Ist Fridays for Future also überhaupt noch eine Gruppierung im Wortsinn? Oder nur noch eine Gastgeberin mit im linksgrünen Milieu sauberen Ruf, die zig Organisationen mit unterschiedlichen Partikularinteressen zusammenbringt, weil man im Prinzip alles fordern kann, solange man sich dabei nur laut genug auf das Klima beruft? Und wenn Luisa Neubauer quasi nur noch als Schirmherrin für den ganzen Weltverbesserungszirkus herhält, wäre es da nicht zielführender für das große Ganze, sie würde in die Politik gehen, statt Gefahr zu laufen, zur Berufsjugendlichen zu werden? 

Ein nostalgisches Anknüpfen

Auf mich jedenfalls wirkte die Veranstaltung am Freitag eher wie ein nostalgisches Anknüpfen an die gute alte Zeit, als die Demonstrantenschar noch viel weiter reichte als nur bis zum „Rufer“. Als Greta Thunberg noch eingeladen wurde in die großen Parlamente der westlichen Welt und nicht – wie heute über den Nachrichtenticker lief – mal wieder zum Gerichtsprozess gegen sie. Und auch die Rede von Luisa Neubauer, die als letzte Sprecherin am Freitag die Bühne betrat, hatte was von der sprichwörtlich hängenden Schallplatte, wonach das Gute gegen das Böse triumphieren müsse, um die Welt zu retten. Kleiner Auszug: 

„Womit ich nicht leben kann, wäre das Gefühl, dass wir rückblickend nicht alles gegeben haben. Womit ich nicht leben könnte, wäre das Gefühl, dass wir aus unseren Privilegien hier im globalen Norden nicht alles rausgeholt haben mit den Menschen im Herzen, die viel weniger glücklich, viel weniger wohlständig in dieser Welt stehen. Womit ich nicht leben könnte, wäre, den größten Traum der Rechten zu erfüllen. Der Zyniker, der Gestrigen, der fossilen Lobbys. Womit ich nicht leben könnte, wäre, deren größten Traum zu erfüllen, nämlich aufzugeben und ihnen das Feld zu überlassen. Damit könnte ich nicht leben.“ 

Schauen, wo sie bleiben 

Quo vadis, Fridays for Future? Das lässt sich fragen. Und auch, was insbesondere Neubauer, die mittlerweile auch schon 27 Jahre alt ist, künftig eigentlich vorhat mit ihrem Klimaaktivismus? Denn eingeklemmt zwischen auf der einen Seite einer grünen Partei, die zwar in der Regierung sitzt, aber nicht das radikale Klimaprogramm durchziehen kann, das sich die Aktivisten wünschen, und deutlich radikaleren Klimaaktivisten auf der anderen Seite, müssen Fridays for Future und damit auch Neubauer schauen, wo sie bleiben – und welche Rolle sie langfristig in ihrem Kampf gegen die „Klimakatastrophe“ spielen wollen. 

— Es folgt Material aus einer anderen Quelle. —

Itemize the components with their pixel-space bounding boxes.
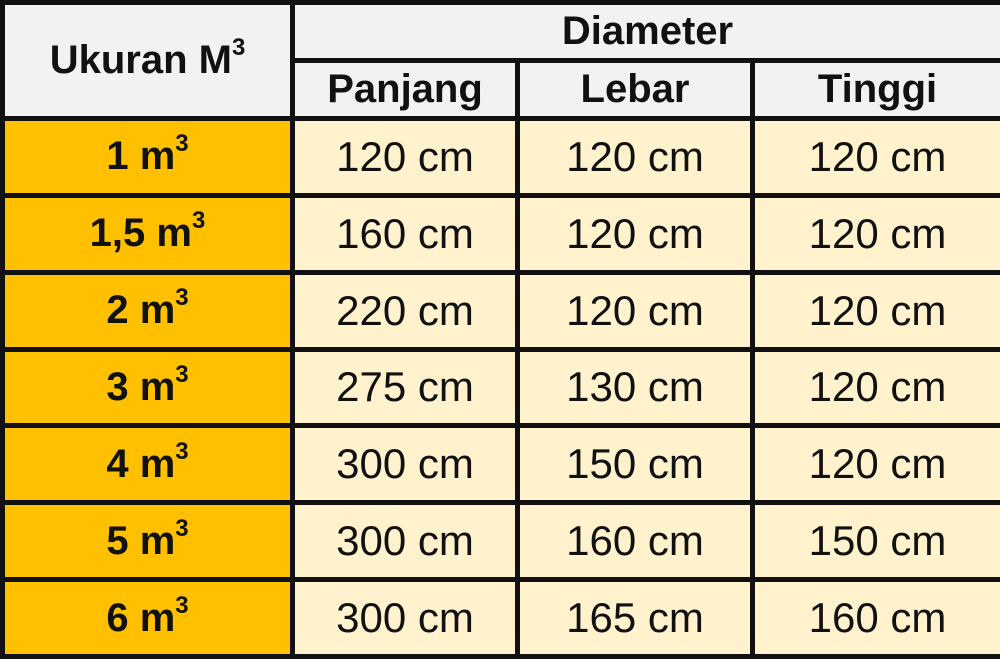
tinggi-cell: 120 cm xyxy=(750,192,1000,275)
tinggi-cell: 150 cm xyxy=(750,500,1000,583)
superscript: 3 xyxy=(191,207,206,235)
table-row: 4 m3 300 cm 150 cm 120 cm xyxy=(0,423,1000,506)
column-header-lebar: Lebar xyxy=(515,58,755,121)
size-cell: 4 m3 xyxy=(0,423,295,506)
panjang-cell: 300 cm xyxy=(290,423,520,506)
panjang-cell: 160 cm xyxy=(290,192,520,275)
superscript: 3 xyxy=(231,34,246,61)
lebar-cell: 120 cm xyxy=(515,269,755,352)
size-header-label: Ukuran M xyxy=(49,38,232,82)
subheader-row: Panjang Lebar Tinggi xyxy=(3,58,1000,121)
table-row: 5 m3 300 cm 160 cm 150 cm xyxy=(0,500,1000,583)
table-row: 1,5 m3 160 cm 120 cm 120 cm xyxy=(0,192,1000,275)
lebar-cell: 165 cm xyxy=(515,577,755,659)
size-cell: 2 m3 xyxy=(0,269,295,352)
size-cell: 6 m3 xyxy=(0,577,295,659)
table-row: 6 m3 300 cm 165 cm 160 cm xyxy=(0,577,1000,659)
superscript: 3 xyxy=(175,130,189,158)
tinggi-cell: 160 cm xyxy=(750,577,1000,659)
size-value: 5 m xyxy=(106,518,176,563)
lebar-cell: 150 cm xyxy=(515,423,755,506)
lebar-cell: 120 cm xyxy=(515,116,755,198)
superscript: 3 xyxy=(175,514,189,542)
tinggi-cell: 120 cm xyxy=(750,116,1000,198)
size-value: 3 m xyxy=(106,364,176,409)
size-value: 6 m xyxy=(106,595,176,640)
superscript: 3 xyxy=(175,284,189,312)
size-cell: 1,5 m3 xyxy=(0,192,295,275)
size-value: 4 m xyxy=(106,441,176,486)
size-cell: 1 m3 xyxy=(0,116,295,198)
panjang-cell: 120 cm xyxy=(290,116,520,198)
header-row: Ukuran M3 Diameter xyxy=(0,0,1000,121)
size-value: 1 m xyxy=(106,134,176,179)
size-cell: 5 m3 xyxy=(0,500,295,583)
table-row: 2 m3 220 cm 120 cm 120 cm xyxy=(0,269,1000,352)
lebar-cell: 120 cm xyxy=(515,192,755,275)
lebar-cell: 160 cm xyxy=(515,500,755,583)
tinggi-cell: 120 cm xyxy=(750,346,1000,429)
panjang-cell: 220 cm xyxy=(290,269,520,352)
diameter-header: Diameter xyxy=(290,0,1000,63)
tinggi-cell: 120 cm xyxy=(750,423,1000,506)
superscript: 3 xyxy=(175,437,189,465)
panjang-cell: 300 cm xyxy=(290,577,520,659)
lebar-cell: 130 cm xyxy=(515,346,755,429)
tinggi-cell: 120 cm xyxy=(750,269,1000,352)
table-row: 1 m3 120 cm 120 cm 120 cm xyxy=(0,116,1000,198)
column-header-panjang: Panjang xyxy=(290,58,520,121)
superscript: 3 xyxy=(175,360,189,388)
table-row: 3 m3 275 cm 130 cm 120 cm xyxy=(0,346,1000,429)
size-value: 1,5 m xyxy=(89,211,192,256)
size-cell: 3 m3 xyxy=(0,346,295,429)
superscript: 3 xyxy=(175,591,189,619)
size-value: 2 m xyxy=(106,288,176,333)
panjang-cell: 300 cm xyxy=(290,500,520,583)
column-header-tinggi: Tinggi xyxy=(750,58,1000,121)
size-header: Ukuran M3 xyxy=(0,0,295,121)
panjang-cell: 275 cm xyxy=(290,346,520,429)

Insofern hat es an diesem Freitag am Brandenburger Tor auch exzellent gepasst, dass ausgerechnet die Pop-Band Juli, deren größte Hits auch schon länger zurück liegen, den musikalischen Abschluss der Kundgebung bildete, bevor aus selbiger ein Demonstrationszug wurde. Mit im Gepäck hatten Juli auch ihren wohl größten Hit, „Die perfekte Welle“, der mittlerweile fast 20 Jahre alt ist. Kein Wunder also, dass da manch demonstrierender Schüler am Freitag nicht mehr mitsingen konnte. Alles hat eben seine Zeit.